Right now I'm using a "fail fast and often" approach in downstream dags, where they start running at the scheduled date, but first check if the data they need exists upstream, and if not the task fails. I have these tasks set to retry every x interval, with high number of retries (e.g. retry every hour for 24 hours, if it's still not there then something is wrong and the DAG fails). This is fine since 1) it works for the most part and 2) I don't believe the failed tasks continue to occupy a worker slot between retries, so it actually is somewhat async (I could be wrong). It's just a little crude, so I'm imagining there is a better way.
Any tactical advice for how to set this relationship up to be more event driven while still benefitting from the async nature of deferrable operators is welcome.
Upvotes: 2
Views: 1155
Reputation: 10693
Starting from Airflow 2.4 you can use data-aware scheduling. It would look like this:
dag_a_finished = Dataset("dag_a_finished")
with DAG(dag_id="dag_a", ...):
# Last task in dag_a
BashOperator(task_id="final", outlets=[dag_a_finished], ...)

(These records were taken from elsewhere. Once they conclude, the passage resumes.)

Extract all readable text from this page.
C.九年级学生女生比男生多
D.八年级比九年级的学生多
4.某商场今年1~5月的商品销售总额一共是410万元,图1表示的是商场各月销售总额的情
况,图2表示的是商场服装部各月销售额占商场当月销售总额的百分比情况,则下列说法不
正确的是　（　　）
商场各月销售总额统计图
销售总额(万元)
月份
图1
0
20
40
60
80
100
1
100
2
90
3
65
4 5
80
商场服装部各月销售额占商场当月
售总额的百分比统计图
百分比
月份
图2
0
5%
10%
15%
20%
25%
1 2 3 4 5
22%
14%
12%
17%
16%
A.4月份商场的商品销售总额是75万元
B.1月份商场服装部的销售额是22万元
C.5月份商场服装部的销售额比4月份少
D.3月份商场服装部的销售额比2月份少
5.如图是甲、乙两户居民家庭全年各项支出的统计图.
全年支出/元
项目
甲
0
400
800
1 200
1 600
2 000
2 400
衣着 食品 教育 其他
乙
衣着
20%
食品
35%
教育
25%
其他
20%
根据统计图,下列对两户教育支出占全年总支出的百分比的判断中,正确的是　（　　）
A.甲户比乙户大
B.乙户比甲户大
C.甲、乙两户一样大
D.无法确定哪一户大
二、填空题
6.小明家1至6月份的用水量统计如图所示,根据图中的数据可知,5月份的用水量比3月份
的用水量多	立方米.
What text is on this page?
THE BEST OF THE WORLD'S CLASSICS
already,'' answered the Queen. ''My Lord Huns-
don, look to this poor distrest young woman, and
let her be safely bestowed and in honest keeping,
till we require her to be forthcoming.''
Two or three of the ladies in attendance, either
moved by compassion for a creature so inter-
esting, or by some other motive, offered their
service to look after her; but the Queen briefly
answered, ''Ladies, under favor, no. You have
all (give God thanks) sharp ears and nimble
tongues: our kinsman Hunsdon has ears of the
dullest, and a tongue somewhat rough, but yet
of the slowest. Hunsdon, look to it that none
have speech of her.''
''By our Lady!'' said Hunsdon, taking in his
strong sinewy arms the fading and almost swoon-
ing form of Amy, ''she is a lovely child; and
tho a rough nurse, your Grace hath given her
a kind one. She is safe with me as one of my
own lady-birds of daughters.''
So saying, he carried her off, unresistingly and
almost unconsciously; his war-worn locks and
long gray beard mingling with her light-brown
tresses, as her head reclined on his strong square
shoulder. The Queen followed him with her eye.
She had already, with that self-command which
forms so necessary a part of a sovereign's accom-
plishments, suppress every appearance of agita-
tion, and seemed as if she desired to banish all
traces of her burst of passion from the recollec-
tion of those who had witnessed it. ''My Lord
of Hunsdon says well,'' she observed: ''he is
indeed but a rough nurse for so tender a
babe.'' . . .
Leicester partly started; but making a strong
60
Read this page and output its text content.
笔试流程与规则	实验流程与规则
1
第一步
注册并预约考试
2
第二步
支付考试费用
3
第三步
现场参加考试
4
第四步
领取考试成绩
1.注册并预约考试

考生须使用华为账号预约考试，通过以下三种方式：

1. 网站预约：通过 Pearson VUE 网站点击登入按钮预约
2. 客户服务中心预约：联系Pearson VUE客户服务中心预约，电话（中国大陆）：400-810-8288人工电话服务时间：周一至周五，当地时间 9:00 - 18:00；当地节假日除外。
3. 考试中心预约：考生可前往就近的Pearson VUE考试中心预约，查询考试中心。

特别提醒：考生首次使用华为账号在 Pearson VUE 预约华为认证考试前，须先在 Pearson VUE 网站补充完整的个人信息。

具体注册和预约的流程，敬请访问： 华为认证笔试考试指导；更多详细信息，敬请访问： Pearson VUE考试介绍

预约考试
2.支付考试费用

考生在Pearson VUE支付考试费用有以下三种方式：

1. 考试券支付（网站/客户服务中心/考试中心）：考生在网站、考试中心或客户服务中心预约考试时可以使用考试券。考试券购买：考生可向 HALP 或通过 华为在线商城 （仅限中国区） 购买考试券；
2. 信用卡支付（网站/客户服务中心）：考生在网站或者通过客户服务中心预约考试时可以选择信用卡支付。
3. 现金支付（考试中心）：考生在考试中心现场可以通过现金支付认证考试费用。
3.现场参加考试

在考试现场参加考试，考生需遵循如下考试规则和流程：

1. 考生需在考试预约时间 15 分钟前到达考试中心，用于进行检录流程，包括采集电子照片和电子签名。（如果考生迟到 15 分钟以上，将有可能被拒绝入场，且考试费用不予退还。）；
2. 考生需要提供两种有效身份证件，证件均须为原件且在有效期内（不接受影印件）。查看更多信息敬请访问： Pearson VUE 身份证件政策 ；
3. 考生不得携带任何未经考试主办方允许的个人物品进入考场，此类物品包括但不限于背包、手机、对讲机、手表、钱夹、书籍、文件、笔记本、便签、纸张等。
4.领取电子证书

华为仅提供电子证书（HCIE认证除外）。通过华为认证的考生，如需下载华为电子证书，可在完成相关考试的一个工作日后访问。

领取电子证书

with DAG(dag_id="dag_b", schedule=[dag_a_finished], ...):
...
with DAG(dag_id="dag_c", schedule=[dag_a_finished], ...):
...
In theory Dataset should represent some piece of data, but technically nothing prevents you from making it just a string identifier used for setting up DAG dependency - just like in above example.
Upvotes: 1
Reputation: 11
we are using an event bus to connect the DAGs, the end task of a DAG will send the event out, and followed DAG will be triggered in the orchestrator according to the event type.
Upvotes: 1